The Spanish engineering firm has struck an agreement with Scottish Enterprise and Transport Scotland to transform the former Longannet Power Station site near Kincardine into a manufacturing hub for high speed trains.
Talgo bosses, including the firm’s president Carlos de Palacio, arrived in Kincardine this week and a train carriage was parked outside the community centre to show residents what could soon be built on their doorstep.
Talgo UK managing director Jon Veitch said: “This is a special day for Talgo, to actually show the commitment to Kincardine and the local community, the schools, the colleges, all the people that are going to support us over the longer term, by actually bringing one of the high speed coaches to Scotland and Kincardine so people can see the Talgo technology first hand.”
Local politicians including the co-leaders of Fife Council, Labour’s David Ross and the SNP’s David Alexander, turned up, along with Douglas Chapman MP and Shirley-Anne Somerville MSP of the SNP.
Schoolchildren were brought in groups to the community centre to hear about the project while local traders had the chance to meet Talgo management to discuss supply chain opportunities.
It has been estimated that as many as 5,000 indirect jobs could be created by the factory.
Outline planning permission for the redevelopment of the Longannet site was granted in December and it is hoped work on the first trains could start next year, pending announcements about contracts.
Talgo is currently bidding for work on the UK Government’s multi-billion pound HS2 project.
However, the firm has said the success of the Fife manufacturing base does not depend on any HS2 deal, with a wealth of potential export opportunities.
Mr de Palacio said: “Our intention is to open a real factory, which manufactures, not only assembles.
“We visited different places in the whole of the UK but this was the best for a number of reasons.
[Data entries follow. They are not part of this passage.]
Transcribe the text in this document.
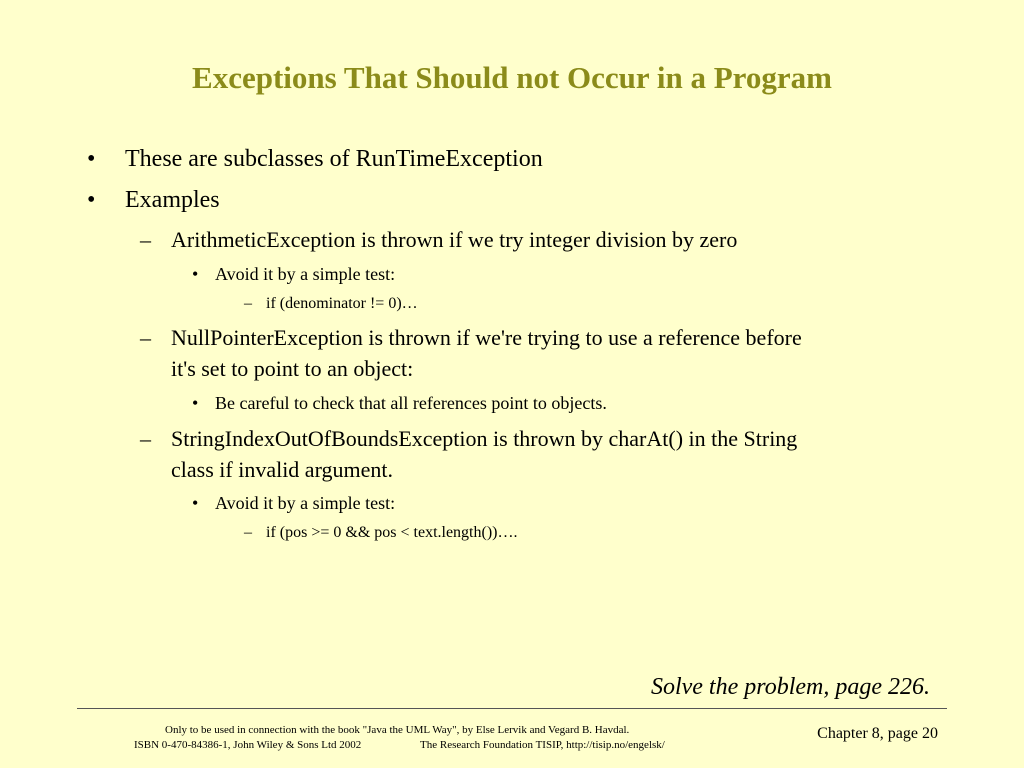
Exceptions That Should not Occur in a Program
• These are subclasses of RunTimeException
• Examples
– ArithmeticException is thrown if we try integer division by zero
• Avoid it by a simple test:
– if (denominator != 0)…
– NullPointerException is thrown if we're trying to use a reference before
it's set to point to an object:
• Be careful to check that all references point to objects.
– StringIndexOutOfBoundsException is thrown by charAt() in the String
class if invalid argument.
• Avoid it by a simple test:
– if (pos >= 0 && pos < text.length())….
Solve the problem, page 226.
Only to be used in connection with the book "Java the UML Way", by Else Lervik and Vegard B. Havdal.
ISBN 0-470-84386-1, John Wiley & Sons Ltd 2002	The Research Foundation TISIP, http://tisip.no/engelsk/
Chapter 8, page 20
There are good communications by railway, by road, by sea and by air. It’s between Edinburgh and Glasgow and has the infrastructure that we need.”
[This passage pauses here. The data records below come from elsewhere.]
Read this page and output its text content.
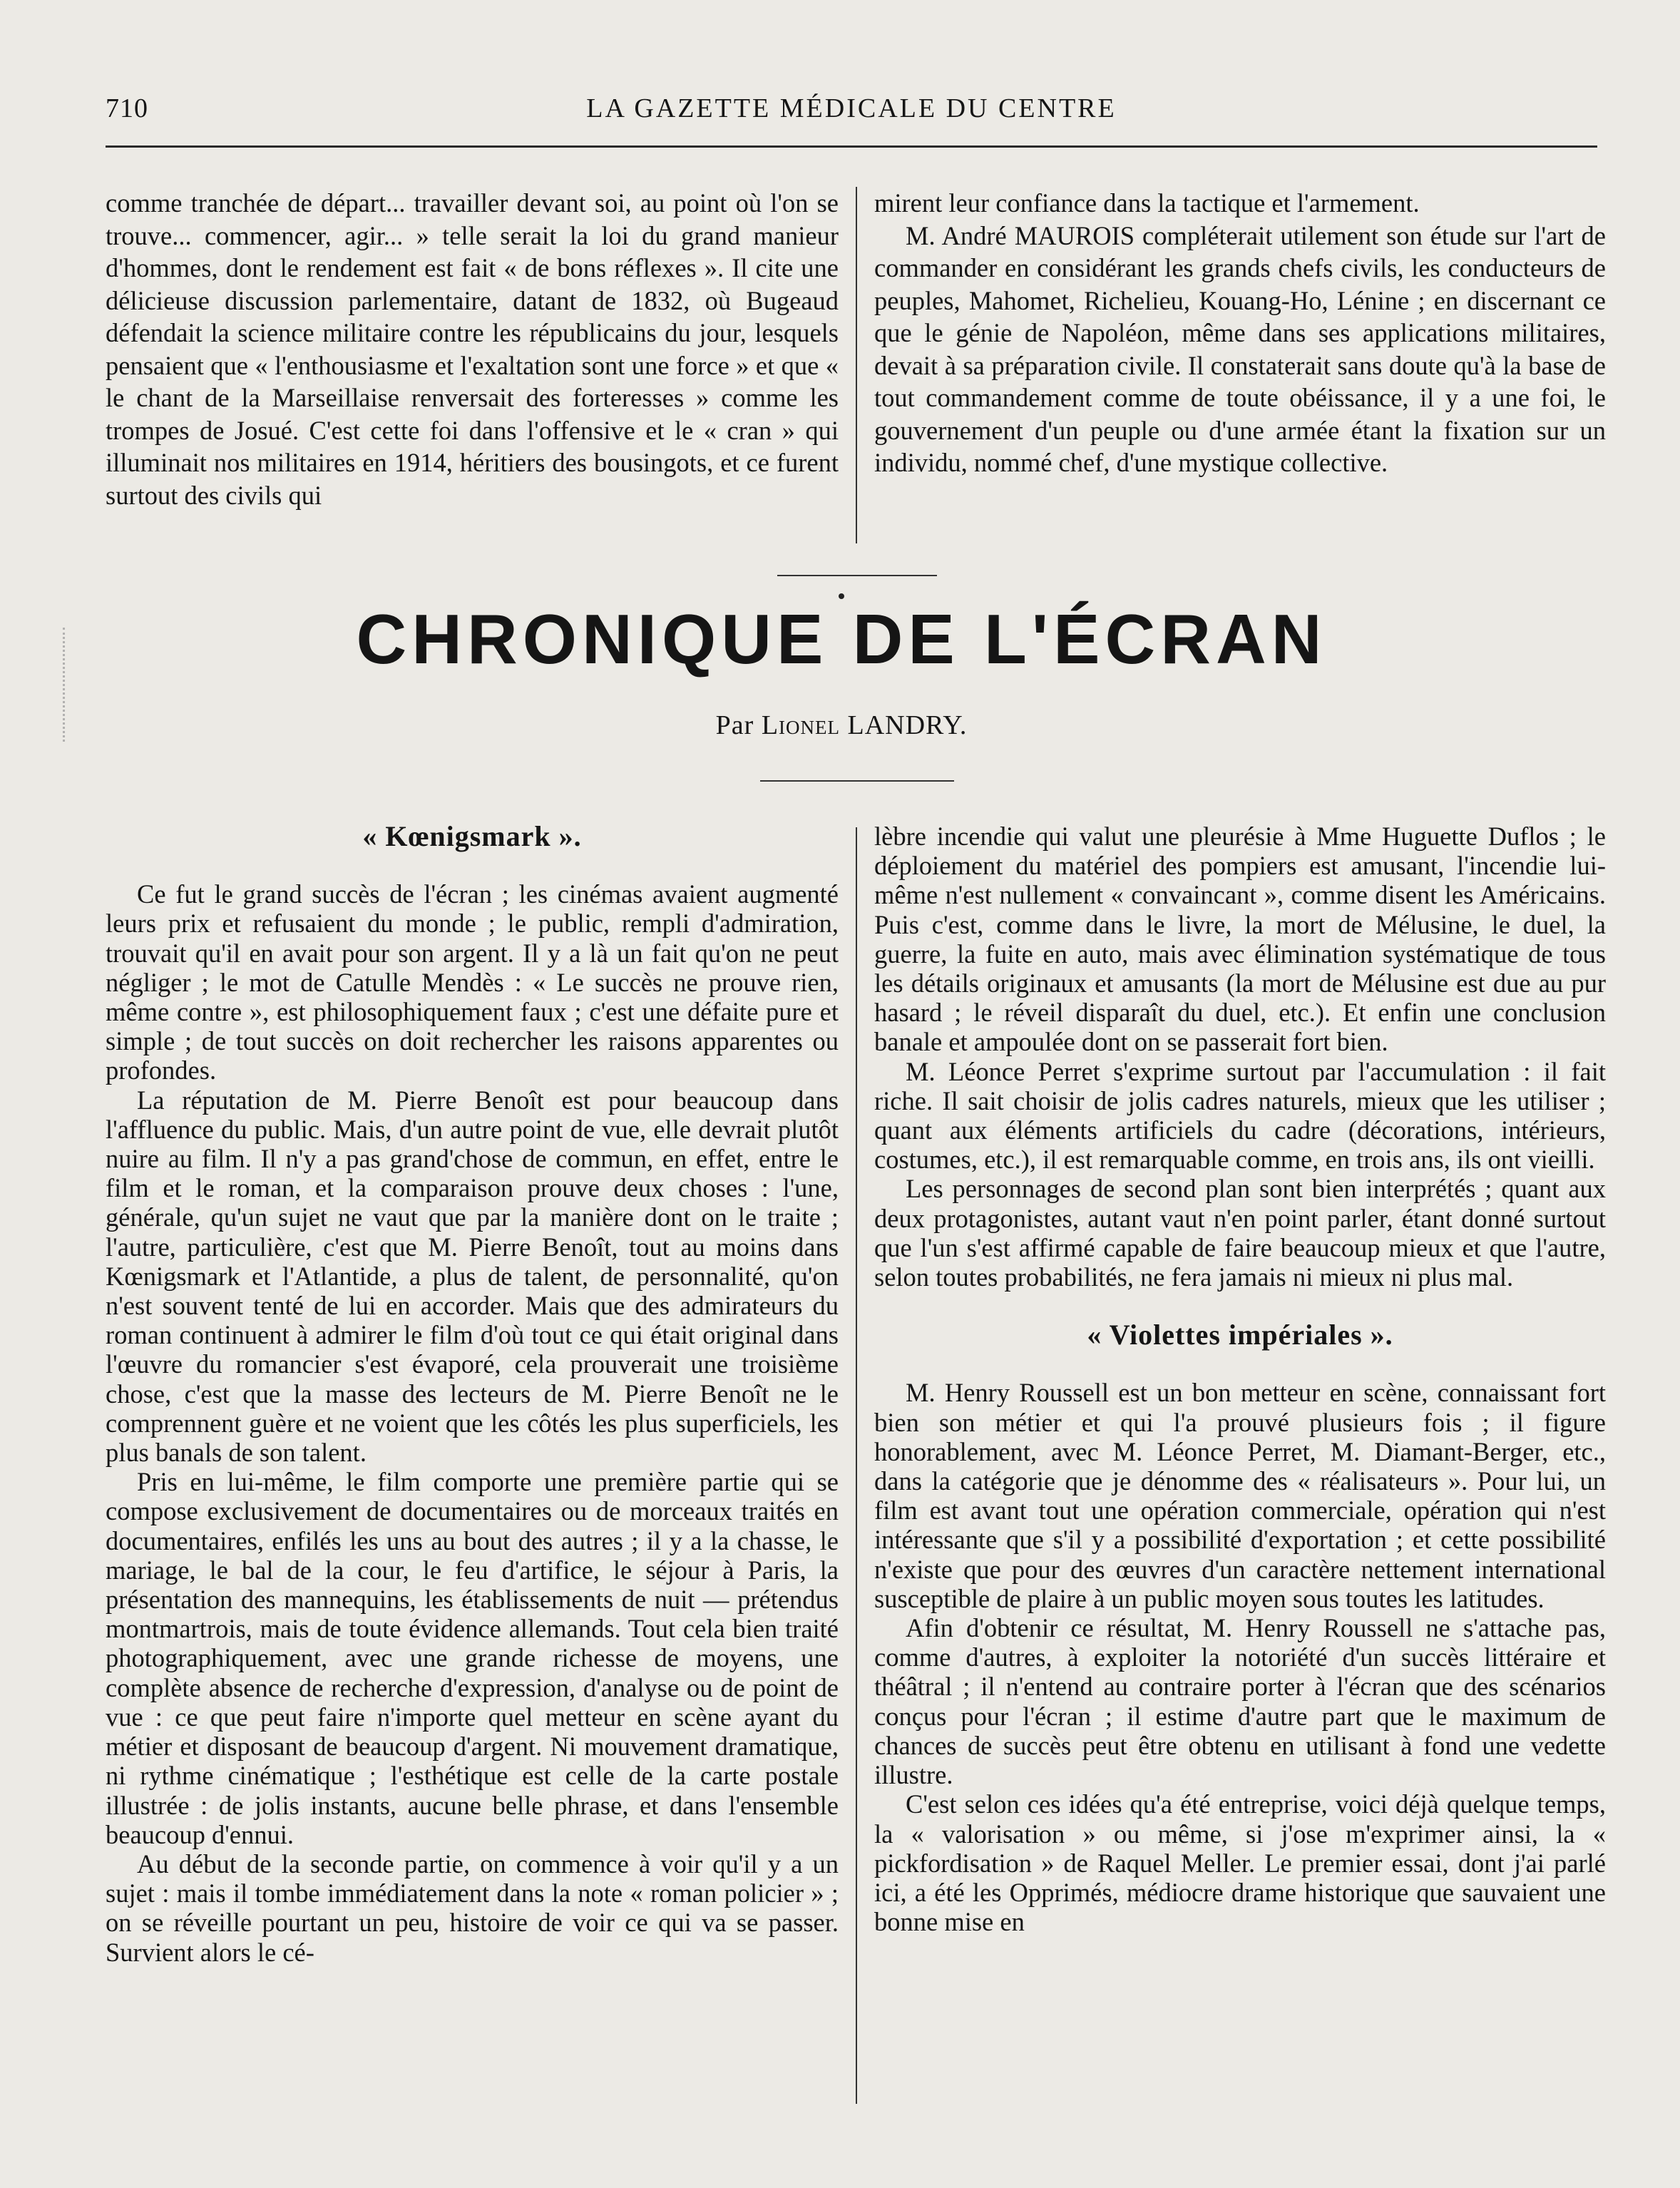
710	LA GAZETTE MÉDICALE DU CENTRE

comme tranchée de départ... travailler devant soi, au point où l'on se trouve... commencer, agir... » telle serait la loi du grand manieur d'hommes, dont le rendement est fait « de bons réflexes ». Il cite une délicieuse discussion parlementaire, datant de 1832, où Bugeaud défendait la science militaire contre les républicains du jour, lesquels pensaient que « l'enthousiasme et l'exaltation sont une force » et que « le chant de la Marseillaise renversait des forteresses » comme les trompes de Josué. C'est cette foi dans l'offensive et le « cran » qui illuminait nos militaires en 1914, héritiers des bousingots, et ce furent surtout des civils qui

mirent leur confiance dans la tactique et l'armement.

M. André MAUROIS compléterait utilement son étude sur l'art de commander en considérant les grands chefs civils, les conducteurs de peuples, Mahomet, Richelieu, Kouang-Ho, Lénine ; en discernant ce que le génie de Napoléon, même dans ses applications militaires, devait à sa préparation civile. Il constaterait sans doute qu'à la base de tout commandement comme de toute obéissance, il y a une foi, le gouvernement d'un peuple ou d'une armée étant la fixation sur un individu, nommé chef, d'une mystique collective.

CHRONIQUE DE L'ÉCRAN
Par Lionel LANDRY.
« Kœnigsmark ».

Ce fut le grand succès de l'écran ; les cinémas avaient augmenté leurs prix et refusaient du monde ; le public, rempli d'admiration, trouvait qu'il en avait pour son argent. Il y a là un fait qu'on ne peut négliger ; le mot de Catulle Mendès : « Le succès ne prouve rien, même contre », est philosophiquement faux ; c'est une défaite pure et simple ; de tout succès on doit rechercher les raisons apparentes ou profondes.

La réputation de M. Pierre Benoît est pour beaucoup dans l'affluence du public. Mais, d'un autre point de vue, elle devrait plutôt nuire au film. Il n'y a pas grand'chose de commun, en effet, entre le film et le roman, et la comparaison prouve deux choses : l'une, générale, qu'un sujet ne vaut que par la manière dont on le traite ; l'autre, particulière, c'est que M. Pierre Benoît, tout au moins dans Kœnigsmark et l'Atlantide, a plus de talent, de personnalité, qu'on n'est souvent tenté de lui en accorder. Mais que des admirateurs du roman continuent à admirer le film d'où tout ce qui était original dans l'œuvre du romancier s'est évaporé, cela prouverait une troisième chose, c'est que la masse des lecteurs de M. Pierre Benoît ne le comprennent guère et ne voient que les côtés les plus superficiels, les plus banals de son talent.

Pris en lui-même, le film comporte une première partie qui se compose exclusivement de documentaires ou de morceaux traités en documentaires, enfilés les uns au bout des autres ; il y a la chasse, le mariage, le bal de la cour, le feu d'artifice, le séjour à Paris, la présentation des mannequins, les établissements de nuit — prétendus montmartrois, mais de toute évidence allemands. Tout cela bien traité photographiquement, avec une grande richesse de moyens, une complète absence de recherche d'expression, d'analyse ou de point de vue : ce que peut faire n'importe quel metteur en scène ayant du métier et disposant de beaucoup d'argent. Ni mouvement dramatique, ni rythme cinématique ; l'esthétique est celle de la carte postale illustrée : de jolis instants, aucune belle phrase, et dans l'ensemble beaucoup d'ennui.

Au début de la seconde partie, on commence à voir qu'il y a un sujet : mais il tombe immédiatement dans la note « roman policier » ; on se réveille pourtant un peu, histoire de voir ce qui va se passer. Survient alors le cé-

lèbre incendie qui valut une pleurésie à Mme Huguette Duflos ; le déploiement du matériel des pompiers est amusant, l'incendie lui-même n'est nullement « convaincant », comme disent les Américains. Puis c'est, comme dans le livre, la mort de Mélusine, le duel, la guerre, la fuite en auto, mais avec élimination systématique de tous les détails originaux et amusants (la mort de Mélusine est due au pur hasard ; le réveil disparaît du duel, etc.). Et enfin une conclusion banale et ampoulée dont on se passerait fort bien.

M. Léonce Perret s'exprime surtout par l'accumulation : il fait riche. Il sait choisir de jolis cadres naturels, mieux que les utiliser ; quant aux éléments artificiels du cadre (décorations, intérieurs, costumes, etc.), il est remarquable comme, en trois ans, ils ont vieilli.

Les personnages de second plan sont bien interprétés ; quant aux deux protagonistes, autant vaut n'en point parler, étant donné surtout que l'un s'est affirmé capable de faire beaucoup mieux et que l'autre, selon toutes probabilités, ne fera jamais ni mieux ni plus mal.

« Violettes impériales ».

M. Henry Roussell est un bon metteur en scène, connaissant fort bien son métier et qui l'a prouvé plusieurs fois ; il figure honorablement, avec M. Léonce Perret, M. Diamant-Berger, etc., dans la catégorie que je dénomme des « réalisateurs ». Pour lui, un film est avant tout une opération commerciale, opération qui n'est intéressante que s'il y a possibilité d'exportation ; et cette possibilité n'existe que pour des œuvres d'un caractère nettement international susceptible de plaire à un public moyen sous toutes les latitudes.

Afin d'obtenir ce résultat, M. Henry Roussell ne s'attache pas, comme d'autres, à exploiter la notoriété d'un succès littéraire et théâtral ; il n'entend au contraire porter à l'écran que des scénarios conçus pour l'écran ; il estime d'autre part que le maximum de chances de succès peut être obtenu en utilisant à fond une vedette illustre.

C'est selon ces idées qu'a été entreprise, voici déjà quelque temps, la « valorisation » ou même, si j'ose m'exprimer ainsi, la « pickfordisation » de Raquel Meller. Le premier essai, dont j'ai parlé ici, a été les Opprimés, médiocre drame historique que sauvaient une bonne mise en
The area has been hammered by job losses over the years, historically with the decline of the coal mining industry and the closure of Longannet Power Station in 2016.
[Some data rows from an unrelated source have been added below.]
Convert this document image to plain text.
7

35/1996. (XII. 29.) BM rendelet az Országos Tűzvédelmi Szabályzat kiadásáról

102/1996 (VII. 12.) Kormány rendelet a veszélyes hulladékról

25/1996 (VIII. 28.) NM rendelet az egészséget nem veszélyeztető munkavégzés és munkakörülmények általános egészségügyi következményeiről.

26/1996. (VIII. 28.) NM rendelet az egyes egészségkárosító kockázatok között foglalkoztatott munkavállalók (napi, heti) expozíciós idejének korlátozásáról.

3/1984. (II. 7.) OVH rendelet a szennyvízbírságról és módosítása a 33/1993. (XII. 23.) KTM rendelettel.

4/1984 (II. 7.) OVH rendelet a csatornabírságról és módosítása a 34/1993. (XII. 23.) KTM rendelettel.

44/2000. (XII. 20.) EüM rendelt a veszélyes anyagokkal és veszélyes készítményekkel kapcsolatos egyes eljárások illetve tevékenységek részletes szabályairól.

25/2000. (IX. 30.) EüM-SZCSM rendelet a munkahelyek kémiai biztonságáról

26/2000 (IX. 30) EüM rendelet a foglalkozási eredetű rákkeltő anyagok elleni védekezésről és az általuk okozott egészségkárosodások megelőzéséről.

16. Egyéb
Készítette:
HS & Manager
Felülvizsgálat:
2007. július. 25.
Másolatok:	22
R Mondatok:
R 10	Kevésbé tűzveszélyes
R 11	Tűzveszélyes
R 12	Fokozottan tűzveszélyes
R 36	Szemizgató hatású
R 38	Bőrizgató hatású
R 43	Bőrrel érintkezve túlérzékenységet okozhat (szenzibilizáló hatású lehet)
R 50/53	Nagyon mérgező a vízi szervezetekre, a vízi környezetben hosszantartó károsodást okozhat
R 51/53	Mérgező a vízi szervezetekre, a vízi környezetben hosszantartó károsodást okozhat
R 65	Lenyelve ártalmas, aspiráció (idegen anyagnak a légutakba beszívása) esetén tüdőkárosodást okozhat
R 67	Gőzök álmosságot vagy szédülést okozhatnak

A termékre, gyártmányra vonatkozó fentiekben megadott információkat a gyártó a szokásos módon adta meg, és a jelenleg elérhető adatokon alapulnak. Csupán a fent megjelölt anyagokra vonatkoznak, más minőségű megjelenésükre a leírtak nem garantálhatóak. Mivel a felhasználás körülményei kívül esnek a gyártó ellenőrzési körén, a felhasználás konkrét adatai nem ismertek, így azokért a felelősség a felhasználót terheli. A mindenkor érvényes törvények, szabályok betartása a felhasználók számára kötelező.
Mr Chapman said Talgo’s commitment to Kincardine was “the kind of news that we all need”.
He added: “We’re moving from old technologies using coal to new technologies that will be lower carbon, by supplying trains not just in the bid for HS2 but across the world.
“I think it will pick up the whole community.”
Ms Somerville added: “There’s a real opportunity for west Fife and for Scotland to play a leading role in the rail industry.
“This isn’t just an assembly line, it’s much, much more than that.
“I have a lot of hope that this will actually be real delivery of high quality manufacturing jobs in west Fife.”